Bientôt, la montre fera également la part belle à la prévention. Si elle calcule déjà aujourd’hui le nombre de pas quotidiens effectués par son utilisateur, elle proposera prochainement un système de conseils personnalisés en matière de santé : « comme penser à marcher davantage, par exemple », précise Nicolas Chiquet dont la startup développe actuellement une application internet que tous les détenteurs de la montre connectée pourront utiliser. Pour cela, les seniors volontaires ont également reçu une tablette numérique qu’ils pourront bientôt utiliser.

Au final, ce dispositif, s’il s’avérait probant, pourrait être élargi à l’ensemble des résidents de l’Espages : comme outil de prévention pour les plus jeunes ou les plus valides ; comme outil d’alerte pour les autres. A chacun son utilisation…

Ce qu’ils en pensent

 

 Denise, 84 ans

Installée à l’Espages depuis plusieurs années, Denise s’est d’emblée portée volontaire pour l’expérimentation. A 84 ans, la vieille dame le reconnaît volontiers : « j’étais vraiment impatience que cette montre arrive ; je l’attendais depuis plusieurs mois ».

D’autant plus depuis cette chute dans son appartement, courant février. « Je suis tombée près de ma porte d’entrée, loin de mon téléphone. J’ai dû me débrouiller toute seule pour me relever car je n’ai pu prévenir personne. Ca a été très difficile ».

Aujourd’hui, Denise se sent donc rassurée : « Au moins, maintenant, s’il m’arrive la même chose, je n’aurais qu’à appuyer sur le petit bouton de ma montre pour prévenir les gens de l’Espages et on pourra venir m’aider ».  

André, 74 ans

« Quand on m’a proposé cette montre, je pensais que je n’en avais pas vraiment besoin.

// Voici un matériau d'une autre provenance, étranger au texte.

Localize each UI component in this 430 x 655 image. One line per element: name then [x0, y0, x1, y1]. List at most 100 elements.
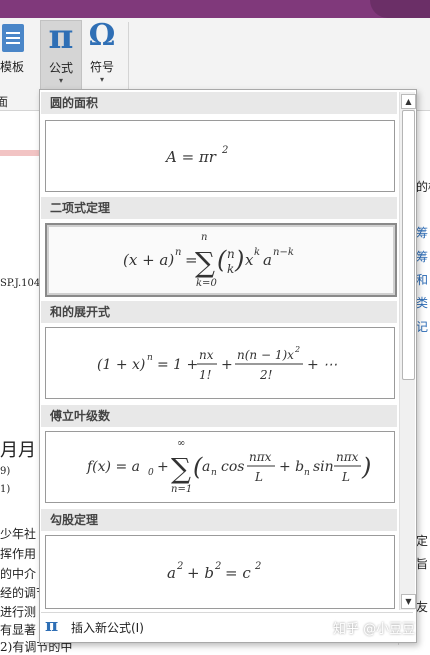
formula-item-circle-area[interactable]: A = πr 2: [45, 120, 395, 192]
formula-item-fourier[interactable]: f(x) = a 0 + ∞ ∑ n=1 ( a n cos nπx L + b…: [45, 431, 395, 503]
svg-text:∑: ∑: [171, 452, 191, 485]
symbol-button[interactable]: Ω 符号 ▾: [82, 18, 122, 90]
omega-icon: Ω: [88, 18, 116, 53]
svg-text:n=1: n=1: [171, 484, 192, 495]
doc-text-line: 的中介: [0, 567, 37, 581]
formula-item-binomial[interactable]: (x + a) n = n ∑ k=0 ( n k ) x k a n−k: [45, 223, 397, 297]
doc-right-link[interactable]: 筹: [416, 224, 428, 241]
svg-text:x: x: [245, 251, 254, 269]
doc-right-text: 定: [416, 534, 429, 548]
doc-right-link[interactable]: 筹: [416, 248, 428, 265]
svg-text:k: k: [227, 262, 234, 276]
svg-text:+: +: [157, 459, 169, 475]
title-bar-corner: [370, 0, 430, 18]
template-button[interactable]: 模板: [0, 20, 34, 90]
svg-text:2!: 2!: [259, 368, 273, 382]
formula-render: A = πr 2: [46, 121, 394, 191]
chevron-down-icon: ▾: [99, 75, 104, 84]
formula-label: 公式: [48, 61, 73, 75]
svg-text:(: (: [217, 246, 227, 274]
watermark: 知乎 @小豆豆: [333, 622, 416, 637]
doc-text-line: 1): [0, 484, 11, 495]
svg-text:): ): [234, 246, 244, 274]
symbol-label: 符号: [89, 60, 114, 74]
svg-text:f(x) = a: f(x) = a: [86, 459, 140, 475]
doc-right-text: 旨: [416, 557, 429, 571]
pi-icon: π: [45, 615, 59, 636]
svg-text:n: n: [211, 468, 217, 478]
svg-text:2: 2: [221, 145, 228, 156]
svg-text:1!: 1!: [199, 368, 212, 382]
svg-text:L: L: [341, 470, 350, 484]
svg-text:n: n: [304, 468, 310, 478]
document-template-icon: [2, 24, 24, 52]
scrollbar-thumb[interactable]: [402, 110, 415, 380]
insert-new-formula-label: 插入新公式(I): [71, 621, 144, 635]
doc-text-line: 有显著: [0, 623, 37, 637]
svg-text:2: 2: [254, 561, 261, 572]
svg-text:n: n: [201, 232, 207, 243]
section-header-fourier: 傅立叶级数: [41, 405, 397, 427]
svg-text:n: n: [175, 247, 181, 258]
doc-text-line: 进行测: [0, 605, 37, 619]
formula-render: (1 + x) n = 1 + nx 1! + n(n − 1)x 2 2! +…: [46, 328, 394, 398]
svg-text:a: a: [202, 459, 210, 475]
section-header-pythagorean: 勾股定理: [41, 509, 397, 531]
formula-item-pythagorean[interactable]: a 2 + b 2 = c 2: [45, 535, 395, 609]
svg-text:+: +: [221, 357, 233, 373]
svg-text:2: 2: [294, 345, 300, 354]
doc-right-text: 的楼: [416, 180, 430, 194]
svg-text:n: n: [147, 353, 153, 363]
svg-text:a: a: [167, 564, 176, 582]
title-bar: [0, 0, 430, 18]
svg-text:n−k: n−k: [273, 247, 294, 258]
ribbon-group-label: 面: [0, 95, 9, 109]
chevron-down-icon: ▾: [58, 76, 63, 85]
svg-text:nπx: nπx: [336, 450, 359, 464]
formula-button[interactable]: π 公式 ▾: [40, 17, 82, 92]
scroll-up-arrow-icon[interactable]: ▲: [401, 94, 416, 109]
svg-text:= c: = c: [225, 564, 251, 582]
svg-text:L: L: [254, 470, 263, 484]
formula-render: (x + a) n = n ∑ k=0 ( n k ) x k a n−k: [47, 225, 395, 295]
svg-text:a: a: [263, 251, 272, 269]
svg-text:0: 0: [148, 468, 154, 478]
svg-text:n: n: [227, 247, 235, 261]
svg-text:(1 + x): (1 + x): [97, 357, 145, 373]
svg-text:nx: nx: [199, 348, 214, 362]
formula-gallery: 圆的面积 A = πr 2 二项式定理 (x + a) n = n ∑ k=0 …: [39, 89, 417, 643]
svg-text:nπx: nπx: [249, 450, 272, 464]
doc-right-link[interactable]: 和: [416, 271, 428, 288]
section-header-sum-expansion: 和的展开式: [41, 301, 397, 323]
svg-text:+ b: + b: [187, 564, 214, 582]
svg-text:2: 2: [176, 561, 183, 572]
doc-heading: 月月: [0, 440, 36, 461]
svg-text:A = πr: A = πr: [164, 148, 217, 166]
svg-text:2: 2: [214, 561, 221, 572]
svg-text:cos: cos: [221, 459, 244, 475]
svg-text:∞: ∞: [177, 438, 185, 449]
svg-text:n(n − 1)x: n(n − 1)x: [237, 348, 294, 362]
section-header-circle-area: 圆的面积: [41, 92, 397, 114]
formula-item-sum-expansion[interactable]: (1 + x) n = 1 + nx 1! + n(n − 1)x 2 2! +…: [45, 327, 395, 399]
svg-text:sin: sin: [313, 459, 334, 475]
section-header-binomial: 二项式定理: [41, 197, 397, 219]
doc-text-line: 挥作用: [0, 547, 37, 561]
svg-text:k=0: k=0: [196, 278, 217, 289]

C’est ma fille qui a insisté… pour être rassurée ». André, 74 ans, habite l’Espages depuis le décès de son épouse en 2015. Ses enfants ne vivent pas à proximité de Val-de-Reuil et il leur est parfois difficile de savoir leur papa seul dans son appartement.

« C’est vrai que je suis tombé il n’y a pas longtemps. Mais si j’avais eu la montre, je n’aurais pas pu appuyer sur le bouton ». D’où l’immense intérêt de cet objet connecté : dans quelques semaines, elle détectera seule une chute ; nul besoin pour son détenteur d’appuyer sur le bouton pour alerter.

En attendant, sa nouvelle montre amuse beaucoup André : « On peut lire l’heure, voir la date et en plus, elle est assez belle ».